Os alemães parecem inabalavelmente convencidos de que os outros europeus deveriam ser todos como eles. A ingenuidade desta convicção é quase comovente mas ajuda a consolidar miopia que mina o bem-estar europeu. O folhetim seria cómico se não fosse trágico – “Atenas e os seus credores” – e é resultado de se quererem tratar os gregos como se fossem alemães quando não o foram, não o são nem o serão nunca. Vamos em 5 anos do baile de máscaras da austeridade e apesar de tudo estar pior na Grécia (o superavid primário obtido antes de Syrisa chegar ao poder – isto é, o estado grego ter passado a receber mais do que paga, excluído o serviço da dívida – dado o montante astronómico desta, só pode dar satisfação a quem finja que a dívida não exista ou imagine que ela seja perdoada). Ora tal reestruturação é anátema para Berlim, Bruxelas, até FMI (Strauss-Kahn faz muita falta) que privilegiam preconceitos ideológicos em lugar de bom senso.

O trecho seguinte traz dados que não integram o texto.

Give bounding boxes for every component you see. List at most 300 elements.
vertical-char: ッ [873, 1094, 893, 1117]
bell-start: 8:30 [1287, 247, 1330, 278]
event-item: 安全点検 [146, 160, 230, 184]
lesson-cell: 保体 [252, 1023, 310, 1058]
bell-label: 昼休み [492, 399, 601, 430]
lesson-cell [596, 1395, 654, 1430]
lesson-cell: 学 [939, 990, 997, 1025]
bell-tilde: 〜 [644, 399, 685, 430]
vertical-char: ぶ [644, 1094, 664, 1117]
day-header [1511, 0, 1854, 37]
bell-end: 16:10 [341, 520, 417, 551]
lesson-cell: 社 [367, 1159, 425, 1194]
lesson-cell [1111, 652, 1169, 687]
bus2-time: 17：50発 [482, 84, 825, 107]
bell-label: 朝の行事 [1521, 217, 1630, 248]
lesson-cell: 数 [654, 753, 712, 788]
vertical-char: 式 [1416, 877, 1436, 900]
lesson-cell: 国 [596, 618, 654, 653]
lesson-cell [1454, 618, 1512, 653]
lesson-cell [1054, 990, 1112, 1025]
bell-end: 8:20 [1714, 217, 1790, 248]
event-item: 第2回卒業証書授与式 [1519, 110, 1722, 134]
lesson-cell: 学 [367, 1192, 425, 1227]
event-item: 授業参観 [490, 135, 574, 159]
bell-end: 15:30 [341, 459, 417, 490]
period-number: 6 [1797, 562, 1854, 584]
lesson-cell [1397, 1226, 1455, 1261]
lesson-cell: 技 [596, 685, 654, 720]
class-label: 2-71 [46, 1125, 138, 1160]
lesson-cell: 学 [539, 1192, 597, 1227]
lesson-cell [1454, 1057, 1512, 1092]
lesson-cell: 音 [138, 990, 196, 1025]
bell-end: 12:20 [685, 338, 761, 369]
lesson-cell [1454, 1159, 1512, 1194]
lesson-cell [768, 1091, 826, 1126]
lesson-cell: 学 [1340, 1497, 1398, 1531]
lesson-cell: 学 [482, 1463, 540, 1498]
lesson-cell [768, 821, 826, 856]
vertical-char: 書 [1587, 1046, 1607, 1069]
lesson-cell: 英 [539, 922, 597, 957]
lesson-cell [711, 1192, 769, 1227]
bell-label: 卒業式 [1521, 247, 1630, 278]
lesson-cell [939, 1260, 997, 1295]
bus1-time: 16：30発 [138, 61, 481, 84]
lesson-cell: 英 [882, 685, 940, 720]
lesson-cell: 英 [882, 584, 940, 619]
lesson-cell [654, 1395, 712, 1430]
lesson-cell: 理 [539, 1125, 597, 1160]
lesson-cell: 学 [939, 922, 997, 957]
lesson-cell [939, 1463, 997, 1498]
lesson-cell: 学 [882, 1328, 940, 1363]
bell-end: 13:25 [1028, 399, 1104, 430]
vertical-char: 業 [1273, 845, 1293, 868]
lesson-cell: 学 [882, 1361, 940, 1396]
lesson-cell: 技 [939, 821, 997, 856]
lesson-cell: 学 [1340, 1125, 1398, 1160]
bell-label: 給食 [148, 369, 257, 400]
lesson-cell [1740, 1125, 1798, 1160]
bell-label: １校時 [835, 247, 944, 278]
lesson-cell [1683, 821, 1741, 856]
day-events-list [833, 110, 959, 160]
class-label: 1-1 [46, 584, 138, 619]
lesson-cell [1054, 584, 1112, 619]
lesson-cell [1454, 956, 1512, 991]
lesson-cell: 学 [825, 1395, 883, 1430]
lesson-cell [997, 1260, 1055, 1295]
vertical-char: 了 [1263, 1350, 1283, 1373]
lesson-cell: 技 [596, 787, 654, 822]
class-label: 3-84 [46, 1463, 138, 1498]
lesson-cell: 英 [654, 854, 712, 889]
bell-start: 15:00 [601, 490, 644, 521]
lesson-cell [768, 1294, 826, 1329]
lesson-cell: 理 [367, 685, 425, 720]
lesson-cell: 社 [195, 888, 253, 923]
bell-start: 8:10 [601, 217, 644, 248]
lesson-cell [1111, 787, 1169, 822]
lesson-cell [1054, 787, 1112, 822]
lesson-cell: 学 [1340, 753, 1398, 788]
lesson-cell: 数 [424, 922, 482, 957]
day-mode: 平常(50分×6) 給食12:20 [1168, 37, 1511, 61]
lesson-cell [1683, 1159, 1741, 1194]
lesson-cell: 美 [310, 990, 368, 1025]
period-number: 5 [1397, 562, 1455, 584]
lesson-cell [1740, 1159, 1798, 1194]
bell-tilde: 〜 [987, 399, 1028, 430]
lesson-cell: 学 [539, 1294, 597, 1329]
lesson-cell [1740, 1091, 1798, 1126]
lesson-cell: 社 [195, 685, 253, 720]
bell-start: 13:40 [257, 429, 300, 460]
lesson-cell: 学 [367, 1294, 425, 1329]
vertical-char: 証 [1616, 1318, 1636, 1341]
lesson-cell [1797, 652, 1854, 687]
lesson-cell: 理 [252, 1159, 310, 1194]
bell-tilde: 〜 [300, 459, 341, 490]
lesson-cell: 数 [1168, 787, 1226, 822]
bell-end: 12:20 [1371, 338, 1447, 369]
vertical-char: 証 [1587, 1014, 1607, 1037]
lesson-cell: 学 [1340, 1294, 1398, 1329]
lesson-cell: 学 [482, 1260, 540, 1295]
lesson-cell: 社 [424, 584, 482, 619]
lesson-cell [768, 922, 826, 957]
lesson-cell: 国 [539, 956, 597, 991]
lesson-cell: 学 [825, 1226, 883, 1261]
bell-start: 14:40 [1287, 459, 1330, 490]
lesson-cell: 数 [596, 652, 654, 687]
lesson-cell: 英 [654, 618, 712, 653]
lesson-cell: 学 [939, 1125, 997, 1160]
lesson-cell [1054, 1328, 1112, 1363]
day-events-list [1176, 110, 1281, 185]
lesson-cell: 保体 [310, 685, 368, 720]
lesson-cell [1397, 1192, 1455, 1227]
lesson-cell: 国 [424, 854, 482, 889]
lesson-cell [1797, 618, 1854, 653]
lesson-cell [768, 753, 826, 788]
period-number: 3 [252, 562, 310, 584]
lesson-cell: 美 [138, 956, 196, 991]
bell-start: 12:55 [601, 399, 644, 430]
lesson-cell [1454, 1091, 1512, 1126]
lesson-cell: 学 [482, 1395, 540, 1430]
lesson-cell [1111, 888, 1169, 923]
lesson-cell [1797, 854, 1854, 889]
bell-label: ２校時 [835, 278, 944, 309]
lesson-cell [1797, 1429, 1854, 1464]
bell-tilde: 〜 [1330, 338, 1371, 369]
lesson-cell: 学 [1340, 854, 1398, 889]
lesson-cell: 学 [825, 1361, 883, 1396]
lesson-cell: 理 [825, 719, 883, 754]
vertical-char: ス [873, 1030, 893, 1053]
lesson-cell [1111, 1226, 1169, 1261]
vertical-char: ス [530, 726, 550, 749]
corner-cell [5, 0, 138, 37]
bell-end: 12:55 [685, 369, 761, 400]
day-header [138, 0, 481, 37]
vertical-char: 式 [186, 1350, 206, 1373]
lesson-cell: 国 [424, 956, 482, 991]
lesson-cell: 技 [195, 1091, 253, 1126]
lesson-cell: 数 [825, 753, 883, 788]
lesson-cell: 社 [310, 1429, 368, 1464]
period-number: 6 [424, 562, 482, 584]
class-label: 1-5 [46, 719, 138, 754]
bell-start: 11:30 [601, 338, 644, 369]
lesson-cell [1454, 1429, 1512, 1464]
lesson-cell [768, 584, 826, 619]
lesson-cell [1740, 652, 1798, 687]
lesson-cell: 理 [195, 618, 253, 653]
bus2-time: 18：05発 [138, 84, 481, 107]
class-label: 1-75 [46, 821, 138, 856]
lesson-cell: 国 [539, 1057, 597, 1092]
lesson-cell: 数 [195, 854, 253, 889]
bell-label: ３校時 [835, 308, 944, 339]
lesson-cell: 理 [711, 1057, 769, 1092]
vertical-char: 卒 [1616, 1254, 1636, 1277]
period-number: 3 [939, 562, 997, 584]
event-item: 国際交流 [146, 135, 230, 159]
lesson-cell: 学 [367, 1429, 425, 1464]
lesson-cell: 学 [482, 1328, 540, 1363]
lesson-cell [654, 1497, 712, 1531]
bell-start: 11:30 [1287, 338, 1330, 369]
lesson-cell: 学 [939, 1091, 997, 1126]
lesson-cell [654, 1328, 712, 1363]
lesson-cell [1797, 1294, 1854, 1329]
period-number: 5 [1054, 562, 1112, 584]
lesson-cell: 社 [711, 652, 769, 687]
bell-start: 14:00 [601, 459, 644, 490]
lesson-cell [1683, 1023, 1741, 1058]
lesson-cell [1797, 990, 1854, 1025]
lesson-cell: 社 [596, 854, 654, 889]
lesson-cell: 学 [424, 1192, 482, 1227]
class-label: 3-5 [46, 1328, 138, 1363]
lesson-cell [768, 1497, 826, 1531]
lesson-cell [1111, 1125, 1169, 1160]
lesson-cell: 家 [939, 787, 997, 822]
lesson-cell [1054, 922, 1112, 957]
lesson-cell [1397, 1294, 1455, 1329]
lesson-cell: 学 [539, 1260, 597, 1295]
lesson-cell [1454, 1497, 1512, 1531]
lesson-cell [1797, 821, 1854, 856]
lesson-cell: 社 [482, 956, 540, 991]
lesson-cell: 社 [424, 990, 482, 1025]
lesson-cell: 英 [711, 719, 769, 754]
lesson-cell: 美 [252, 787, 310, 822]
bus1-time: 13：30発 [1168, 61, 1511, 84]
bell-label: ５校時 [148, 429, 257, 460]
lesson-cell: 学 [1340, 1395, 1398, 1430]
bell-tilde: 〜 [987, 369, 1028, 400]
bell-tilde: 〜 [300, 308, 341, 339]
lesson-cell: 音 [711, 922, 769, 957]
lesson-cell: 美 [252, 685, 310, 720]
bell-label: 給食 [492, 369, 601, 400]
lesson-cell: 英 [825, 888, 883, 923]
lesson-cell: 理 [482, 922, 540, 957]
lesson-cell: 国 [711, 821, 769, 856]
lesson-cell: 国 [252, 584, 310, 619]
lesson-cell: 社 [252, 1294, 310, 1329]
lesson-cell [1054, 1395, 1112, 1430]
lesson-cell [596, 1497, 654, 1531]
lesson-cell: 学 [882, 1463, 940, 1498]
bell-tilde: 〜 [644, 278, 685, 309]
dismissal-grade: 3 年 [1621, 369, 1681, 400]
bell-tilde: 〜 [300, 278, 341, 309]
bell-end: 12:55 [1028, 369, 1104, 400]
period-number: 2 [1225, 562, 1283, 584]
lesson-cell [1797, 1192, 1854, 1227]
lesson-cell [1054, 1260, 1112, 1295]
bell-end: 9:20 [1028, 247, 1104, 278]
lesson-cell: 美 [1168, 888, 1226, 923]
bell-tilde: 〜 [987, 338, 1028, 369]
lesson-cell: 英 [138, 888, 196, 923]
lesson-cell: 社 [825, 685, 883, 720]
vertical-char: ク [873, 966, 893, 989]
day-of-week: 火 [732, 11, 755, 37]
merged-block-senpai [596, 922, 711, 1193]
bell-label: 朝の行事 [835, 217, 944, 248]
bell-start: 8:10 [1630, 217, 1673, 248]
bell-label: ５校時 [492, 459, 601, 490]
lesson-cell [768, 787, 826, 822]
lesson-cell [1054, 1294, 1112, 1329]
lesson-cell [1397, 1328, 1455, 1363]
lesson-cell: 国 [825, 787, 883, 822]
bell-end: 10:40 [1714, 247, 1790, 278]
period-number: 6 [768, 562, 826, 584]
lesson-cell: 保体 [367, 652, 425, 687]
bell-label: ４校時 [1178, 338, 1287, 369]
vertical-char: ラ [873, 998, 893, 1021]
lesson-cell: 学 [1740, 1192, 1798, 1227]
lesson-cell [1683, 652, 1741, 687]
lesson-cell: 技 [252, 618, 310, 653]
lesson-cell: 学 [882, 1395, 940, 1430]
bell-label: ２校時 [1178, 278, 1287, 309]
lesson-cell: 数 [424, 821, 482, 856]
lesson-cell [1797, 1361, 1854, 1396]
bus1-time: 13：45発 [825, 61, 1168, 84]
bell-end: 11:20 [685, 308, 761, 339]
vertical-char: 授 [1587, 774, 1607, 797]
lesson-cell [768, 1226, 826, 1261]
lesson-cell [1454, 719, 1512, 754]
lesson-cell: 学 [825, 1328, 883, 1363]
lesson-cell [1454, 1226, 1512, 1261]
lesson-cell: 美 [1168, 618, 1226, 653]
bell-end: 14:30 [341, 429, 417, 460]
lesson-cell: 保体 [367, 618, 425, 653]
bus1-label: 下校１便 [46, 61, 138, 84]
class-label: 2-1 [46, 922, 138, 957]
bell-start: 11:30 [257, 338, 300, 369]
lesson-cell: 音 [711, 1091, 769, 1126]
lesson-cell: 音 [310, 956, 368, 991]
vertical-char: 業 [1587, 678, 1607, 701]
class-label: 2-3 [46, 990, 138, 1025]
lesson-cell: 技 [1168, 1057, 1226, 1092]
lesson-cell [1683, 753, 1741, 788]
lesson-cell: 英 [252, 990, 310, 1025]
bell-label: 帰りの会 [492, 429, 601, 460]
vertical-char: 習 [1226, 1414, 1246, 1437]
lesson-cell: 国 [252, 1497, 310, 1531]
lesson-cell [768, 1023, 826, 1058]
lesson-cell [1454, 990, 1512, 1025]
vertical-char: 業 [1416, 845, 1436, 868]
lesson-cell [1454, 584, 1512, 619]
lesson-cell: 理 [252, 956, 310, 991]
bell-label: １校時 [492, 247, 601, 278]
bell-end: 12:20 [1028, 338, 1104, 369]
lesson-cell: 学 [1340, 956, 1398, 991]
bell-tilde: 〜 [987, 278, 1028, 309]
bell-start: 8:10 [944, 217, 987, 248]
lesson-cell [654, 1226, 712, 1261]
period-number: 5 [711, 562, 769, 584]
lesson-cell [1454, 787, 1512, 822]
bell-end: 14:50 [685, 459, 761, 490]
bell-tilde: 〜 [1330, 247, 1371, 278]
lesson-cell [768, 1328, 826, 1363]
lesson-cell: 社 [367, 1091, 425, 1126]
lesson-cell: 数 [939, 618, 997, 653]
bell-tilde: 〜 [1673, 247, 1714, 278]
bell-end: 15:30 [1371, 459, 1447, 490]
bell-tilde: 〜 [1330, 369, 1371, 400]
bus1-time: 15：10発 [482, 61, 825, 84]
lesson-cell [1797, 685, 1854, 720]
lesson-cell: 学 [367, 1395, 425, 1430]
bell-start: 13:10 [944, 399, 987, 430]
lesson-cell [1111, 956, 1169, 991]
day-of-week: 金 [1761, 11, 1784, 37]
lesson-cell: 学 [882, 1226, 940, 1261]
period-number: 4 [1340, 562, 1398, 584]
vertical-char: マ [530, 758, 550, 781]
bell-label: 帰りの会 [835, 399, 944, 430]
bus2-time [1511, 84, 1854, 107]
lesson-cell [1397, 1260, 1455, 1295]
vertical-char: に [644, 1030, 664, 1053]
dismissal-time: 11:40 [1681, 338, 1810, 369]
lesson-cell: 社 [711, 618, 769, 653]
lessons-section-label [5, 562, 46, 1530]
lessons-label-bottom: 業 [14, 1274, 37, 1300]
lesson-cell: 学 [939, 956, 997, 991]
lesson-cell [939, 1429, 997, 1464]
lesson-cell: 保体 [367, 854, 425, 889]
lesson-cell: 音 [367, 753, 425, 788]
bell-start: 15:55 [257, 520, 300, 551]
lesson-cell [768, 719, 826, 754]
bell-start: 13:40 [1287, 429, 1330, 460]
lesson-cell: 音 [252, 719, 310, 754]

Não é tanto por ultra liberalismo económico (embora desde o fim da Guerra Fria o capitalismo financeiro tenha tomado o freio nos dentes). É sobretudo por  Mário Monti disse-o  os alemães entenderem que a economia é um ramo da filosofia moral.

 

Falta de solidariedade mina a União Europeia e anima nacionalistas eurocépticos como a francesa Le Pen ou o inglês Farage. Ignorantes, não perceberam que a União não é capricho de fortes: é necessidade de fracos. Enquanto os europeus foram poderosos mataram-se uns aos outros e, a partir do século XV, foram também matar além-mar. Mas não há bem que sempre dure — e a guerra de 1939-1945 deixou-os de rastos. Medo de Estaline e ajuda americana – OTAN; Plano Marshall – levaram-nos ao que é hoje a União Europeia. Mas a URSS acabou, Washington não tem mãos a medir, o euro foi mal enjorcado, já nenhum governante europeu se lembra da guerra e, em países do sul, serão os nossos netos a pagar as nossas dívidas (nada de inédito, mas frustrante para quem julgava ter inventado o futuro).

 

A Grécia produz 2% do PIB europeu mas maleita grega e mezinha alemã fazem mal desproporcionado. Nas costas dos gregos: 79% destes preferem manter o euro. Terão afinal mais confiança na troika do que nos eleitos do povo?